Marco A. Flores-Coronado

Computer Science, Cognitive Modelling, Language Acquisition, Developmental Disorders, Language Perception, Embodied Cognition

Multi-modal integration as predictions. The case of the McGurk Effect

Multi-modal integration as predictions. The case of the McGurk Effect

Bodily interaction with the environment provide information from noisy different sensory modalities that are coherently integrated during bottom-up processes, which effectively reduce uni-sensory ambiguity, and let percepts to arise. Such process is known as multi- modal integration and it is an essential and necessary cognitive process to reduce environmental uncertainty, and to enhance perception. As a consequence, there is a wide line of research that tries to understand and model the factors involved in such process.
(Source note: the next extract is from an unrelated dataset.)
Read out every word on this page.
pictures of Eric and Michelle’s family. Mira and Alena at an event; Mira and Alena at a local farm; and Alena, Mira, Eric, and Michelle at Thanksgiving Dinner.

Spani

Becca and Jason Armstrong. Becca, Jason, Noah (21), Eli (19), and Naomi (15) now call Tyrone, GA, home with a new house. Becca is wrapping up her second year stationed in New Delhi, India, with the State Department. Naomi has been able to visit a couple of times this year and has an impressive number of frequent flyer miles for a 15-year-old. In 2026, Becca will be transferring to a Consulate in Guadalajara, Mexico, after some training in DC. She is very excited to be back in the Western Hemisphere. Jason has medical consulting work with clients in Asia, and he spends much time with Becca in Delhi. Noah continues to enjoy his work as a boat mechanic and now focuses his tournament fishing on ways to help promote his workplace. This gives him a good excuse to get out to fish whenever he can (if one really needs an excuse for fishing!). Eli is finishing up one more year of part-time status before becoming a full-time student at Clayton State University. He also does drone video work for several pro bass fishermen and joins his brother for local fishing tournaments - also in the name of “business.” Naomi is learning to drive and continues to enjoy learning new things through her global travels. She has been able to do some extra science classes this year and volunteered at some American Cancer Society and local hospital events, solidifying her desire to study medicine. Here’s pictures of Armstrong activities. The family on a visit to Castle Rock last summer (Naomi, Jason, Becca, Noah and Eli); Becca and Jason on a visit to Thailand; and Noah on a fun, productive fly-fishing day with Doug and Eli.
During speech perception we are constantly sensing multiple sources of information. As so, the McGurk effect has been typically conceived as a prototypical example of language multi- modal integration, specifically, it has been widely used to study speech and how audio-visual information is integrated during speech. The McGurk effect arise when incongruent syllable audio-visual stimuli is paired and is perceived as a different syllable (tipically, auditory /ba/ + visual /ga/ = percept “da” ).

We developed a biologically plausible self-organized hierarchical architecture, based on self- organizing maps (SOMs) and statistical learning to study speech multi-modal integration. Our architecture allows the study of the McGurk effect based purely on a bottom-up processing of audio-visual information and how this information is integrated and represented as a direct consequence of previously learned multi-modal associations.

For testing, we trained several architectures and measured the activation similarity between McGurk alike stimuli and audio-visual congruent ones. Our results suggest that the illusory percepts that is behaviorally reported when presenting incongruent audio-visual information are the best multi-modal congruent representation for reducing uncertainty.

The proposed model was able to successfully reproduce the illusory phoneme effect in means of model’s neural activation when presenting McGurk stimuli, although the results might not be in line with the classical behavioral findings. Our results lead to the suggestion that during speech perception the reliability of each sensory modality, as well as their integration, depends on previous multi-modal learned associations.